Христос имел в виду нечто совсем иное под водой жизни. Он имел в виду, что жаждущая душа может получить глоток из источника прохладного освежения и живой радости. Он не имел в виду набор доктрин; доктрины для жизни — то же, что пергаменты и документы на право собственности для поместья с лесами и водами, полями и садами, домами и коттеджами, и живыми людьми, движущимися туда-сюда. Нет никакой пользы владеть документом, если не посещаешь свое поместье. Доктрины — это попытка изложить сухим и точным языком идеи и мысли, дорогие и свежие для сердца. Мы живем качествами, надеждами и привязанностями; и если наши глаза открыты, мы можем увидеть, как мой друг видел во сне, поверхность твердой скалы, полную движущихся точек и мерцающую нитями стремительной жизни, когда солнце опустилось с высоты, а ветер веет прохладой через пустошь от открытых врат вечера.

XVII

ДОСТУПНОСТЬ

На днях меня очень заинтересовала фотография Генри Филпотса, грозного епископа Эксетера, в преклонном возрасте. Он, полагаю, проиграл в судебных тяжбах со священниками больше денег, чем любой другой епископ, когда-либо живший. Старик сидел в своих нескладно сидящих гетрах, согнувшись или сгорбившись в кресле, и читал письмо. Его лицо было обращено к зрителю; с жесткими, торчащими волосами, выпяченной губой, морщинистым лбом и глубокими мешками под глазами он выглядел как ужасный старый лев, который уже не мог прыгнуть, но не забыл, как рычать. Его лицо было полно недовольства и гнева. Я вспомнил, как один священник рассказывал мне, что сидел рядом с епископом на обеде пасторов, и молодой викарий, сидевший с другой стороны, оскорбил его, решив, что тот глух, и говоря с ним очень громко и отчетливо. Епископ наконец повернулся к нему с яростным лицом и сказал: «Я хочу, чтобы вы поняли, сэр, что я не глухой!» Это настолько смутило молодого человека, что он не мог ни говорить, ни есть. Старый епископ повернулся к моему другу и сказал тяжелым тоном: «Я не гожусь для общества!» И действительно, он не годился, если мог спустить с цепи такого свирепого зверя по столь незначительному поводу.

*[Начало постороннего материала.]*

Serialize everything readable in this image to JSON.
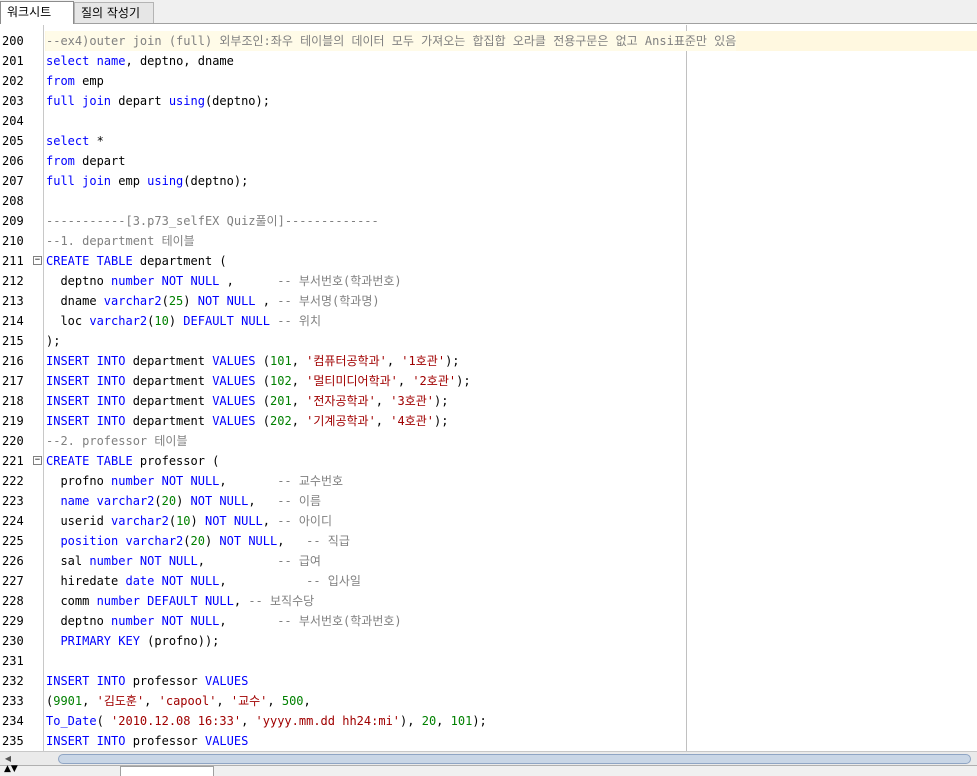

Есть и много других историй о горьких вещах, которые он говорил, и о том, как его недовольство могло нависнуть, словно туча, над всей компанией. Он был храброй старой фигурой, это правда, очень энергичный, очень способный, решительный делать то, что считал правильным, и бесконечно мужественный. Я размышлял над портретом, думал о том, насколько он был живым и живописным и насколько совершенно не похожим на представление о пожилом христианине или главном пастыре. На своей прекрасной вилле у моря, с ее свисающими лесами и садами, правящий с усердием, он казался мне скорее стоическим римским императором или буйным саддукеем, воплощением духа мира. Оставалось только гадать, что могло привлечь его ко Христу или какую роль он сыграл бы, если бы был в Синедрионе, который судил Его!

Мне кажется, что одна из первых черт, которую следует изо всех сил изгонять из своей жизни, — это внушительность. И все же сказать человеку, что он внушителен, — это не обвинение, которое часто вызывает обиду. Он может снисходительно отвергнуть его, но большинству людей это кажется своего рода свидетельством их силы, веса и влияния, платой, которую они должны платить за свою эффективность, вопросом престижа и чести. Конечно, к старому, знаменитому, достойному человеку, сыгравшему большую роль на сцене жизни, молодежь неизбежно должна относиться с некоторым трепетом. Но нет в мире обаяния прекраснее, чем то, которое может пронизывать достоинство, придавать уверенность, пробуждать привязанность, рассеивать страх. Но если человек такого рода потакает своим настроениям, говорит то, что думает, прямо и свирепо, не знает жалости к слабости или невежеству, он может стать очень страшной личностью!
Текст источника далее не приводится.